Frank Stella was born in Malden, Massachusetts, to parents of Italian descent. After attending high school at Phillips Academy in Andover, Massachusetts, he attended Princeton University, where he majored in history and met Darby Bannard and Michael Fried. Early visits to New York art galleries influenced his artist development, and his work was influenced by the abstract expressionism of Jackson Pollock and Franz Kline. Stella moved to New York in 1958, after his graduation. He is one of the most well-regarded postwar American painters still working today. Stella’s work was included in several important exhibitions that defined 1960s art, among them the Solomon R. Guggenheim Museum’s The Shaped Canvas (1965) and Systemic Painting (1966).

 

The MOMA in New York presented a retrospective of Stella’s work in 1970. His art has since been the subject of several retrospectives in the United States, Europe, and Japan.
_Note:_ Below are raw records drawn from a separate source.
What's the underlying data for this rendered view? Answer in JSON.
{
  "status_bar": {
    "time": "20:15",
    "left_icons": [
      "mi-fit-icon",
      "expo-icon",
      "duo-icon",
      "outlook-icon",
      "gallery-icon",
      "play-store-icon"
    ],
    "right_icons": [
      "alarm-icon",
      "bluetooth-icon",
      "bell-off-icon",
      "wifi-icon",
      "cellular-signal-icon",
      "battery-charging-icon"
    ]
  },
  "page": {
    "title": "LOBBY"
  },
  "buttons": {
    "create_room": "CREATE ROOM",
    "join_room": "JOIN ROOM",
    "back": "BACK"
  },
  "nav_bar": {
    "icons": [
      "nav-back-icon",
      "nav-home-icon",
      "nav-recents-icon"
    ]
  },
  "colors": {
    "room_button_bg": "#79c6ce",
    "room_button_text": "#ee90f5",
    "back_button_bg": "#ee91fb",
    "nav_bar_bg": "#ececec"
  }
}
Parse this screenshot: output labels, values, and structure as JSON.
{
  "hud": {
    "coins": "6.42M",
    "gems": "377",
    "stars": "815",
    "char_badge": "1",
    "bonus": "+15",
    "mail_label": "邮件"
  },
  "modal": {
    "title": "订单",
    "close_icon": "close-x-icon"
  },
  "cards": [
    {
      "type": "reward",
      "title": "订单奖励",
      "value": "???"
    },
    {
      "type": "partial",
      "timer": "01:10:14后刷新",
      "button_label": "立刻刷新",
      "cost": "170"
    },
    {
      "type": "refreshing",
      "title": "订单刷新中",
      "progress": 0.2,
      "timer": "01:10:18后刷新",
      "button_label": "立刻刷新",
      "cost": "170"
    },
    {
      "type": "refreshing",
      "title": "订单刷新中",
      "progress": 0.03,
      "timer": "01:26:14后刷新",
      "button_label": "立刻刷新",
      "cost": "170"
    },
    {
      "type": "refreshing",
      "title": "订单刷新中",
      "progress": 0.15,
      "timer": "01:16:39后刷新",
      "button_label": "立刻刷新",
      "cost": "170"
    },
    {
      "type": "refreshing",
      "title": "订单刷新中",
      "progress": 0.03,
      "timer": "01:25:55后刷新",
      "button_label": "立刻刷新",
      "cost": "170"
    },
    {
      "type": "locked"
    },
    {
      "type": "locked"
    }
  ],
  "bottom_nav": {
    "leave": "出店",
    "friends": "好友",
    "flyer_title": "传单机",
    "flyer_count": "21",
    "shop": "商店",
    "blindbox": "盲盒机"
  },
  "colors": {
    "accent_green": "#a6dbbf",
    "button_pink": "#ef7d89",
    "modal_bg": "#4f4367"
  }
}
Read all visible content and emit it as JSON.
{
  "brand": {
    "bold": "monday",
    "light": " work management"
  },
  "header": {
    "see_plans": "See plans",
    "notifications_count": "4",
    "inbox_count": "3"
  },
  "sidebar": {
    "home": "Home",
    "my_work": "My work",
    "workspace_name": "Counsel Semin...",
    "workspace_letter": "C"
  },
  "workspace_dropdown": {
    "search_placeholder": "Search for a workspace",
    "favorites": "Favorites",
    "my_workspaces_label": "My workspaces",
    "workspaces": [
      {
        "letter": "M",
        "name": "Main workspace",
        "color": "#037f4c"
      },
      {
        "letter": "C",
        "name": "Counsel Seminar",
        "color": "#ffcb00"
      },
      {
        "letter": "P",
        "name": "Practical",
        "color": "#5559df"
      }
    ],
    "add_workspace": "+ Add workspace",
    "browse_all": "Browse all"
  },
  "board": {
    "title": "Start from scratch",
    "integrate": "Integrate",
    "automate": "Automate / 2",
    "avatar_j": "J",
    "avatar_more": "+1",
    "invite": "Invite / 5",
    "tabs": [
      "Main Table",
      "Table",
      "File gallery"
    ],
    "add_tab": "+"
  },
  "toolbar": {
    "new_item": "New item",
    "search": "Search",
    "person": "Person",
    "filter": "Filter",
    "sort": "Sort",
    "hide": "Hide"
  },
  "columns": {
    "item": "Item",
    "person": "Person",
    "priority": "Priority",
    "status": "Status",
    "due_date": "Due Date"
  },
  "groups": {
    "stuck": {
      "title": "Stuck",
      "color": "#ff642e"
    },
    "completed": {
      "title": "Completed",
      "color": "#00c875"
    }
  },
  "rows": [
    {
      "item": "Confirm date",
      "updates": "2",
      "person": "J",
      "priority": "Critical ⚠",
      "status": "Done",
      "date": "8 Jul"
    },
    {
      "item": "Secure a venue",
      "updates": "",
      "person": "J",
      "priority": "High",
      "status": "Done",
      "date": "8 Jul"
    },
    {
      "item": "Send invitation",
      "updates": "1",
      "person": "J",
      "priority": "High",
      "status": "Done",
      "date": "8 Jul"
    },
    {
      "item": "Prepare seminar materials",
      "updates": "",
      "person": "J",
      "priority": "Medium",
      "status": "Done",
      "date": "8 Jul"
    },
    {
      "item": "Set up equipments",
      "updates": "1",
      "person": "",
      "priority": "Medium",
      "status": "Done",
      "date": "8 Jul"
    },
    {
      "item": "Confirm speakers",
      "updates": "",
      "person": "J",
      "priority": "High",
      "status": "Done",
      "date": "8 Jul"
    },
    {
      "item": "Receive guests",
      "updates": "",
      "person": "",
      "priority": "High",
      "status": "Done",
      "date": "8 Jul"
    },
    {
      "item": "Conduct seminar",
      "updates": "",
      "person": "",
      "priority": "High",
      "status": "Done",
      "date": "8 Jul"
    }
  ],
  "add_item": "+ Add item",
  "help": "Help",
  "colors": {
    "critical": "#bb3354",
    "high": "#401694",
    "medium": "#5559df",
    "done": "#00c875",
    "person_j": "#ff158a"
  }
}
In 2012, a retrospective of Stella's career was shown at the Kunstmuseum Wolfsburg. Stella's work is included in major international collections, including the Menil Collection, Houston; the Hirshhorn Museum and Sculpture Garden, Washington, D.C.; San Francisco Museum of Modern Art; National Gallery of Art; the Toledo Museum of Art and the Whitney Museum of American Art, New York. In 2014, Stella gave his sculpture Adjoeman (2004) as a long-term loan toCedars-Sinai Medical Center in Los Angeles.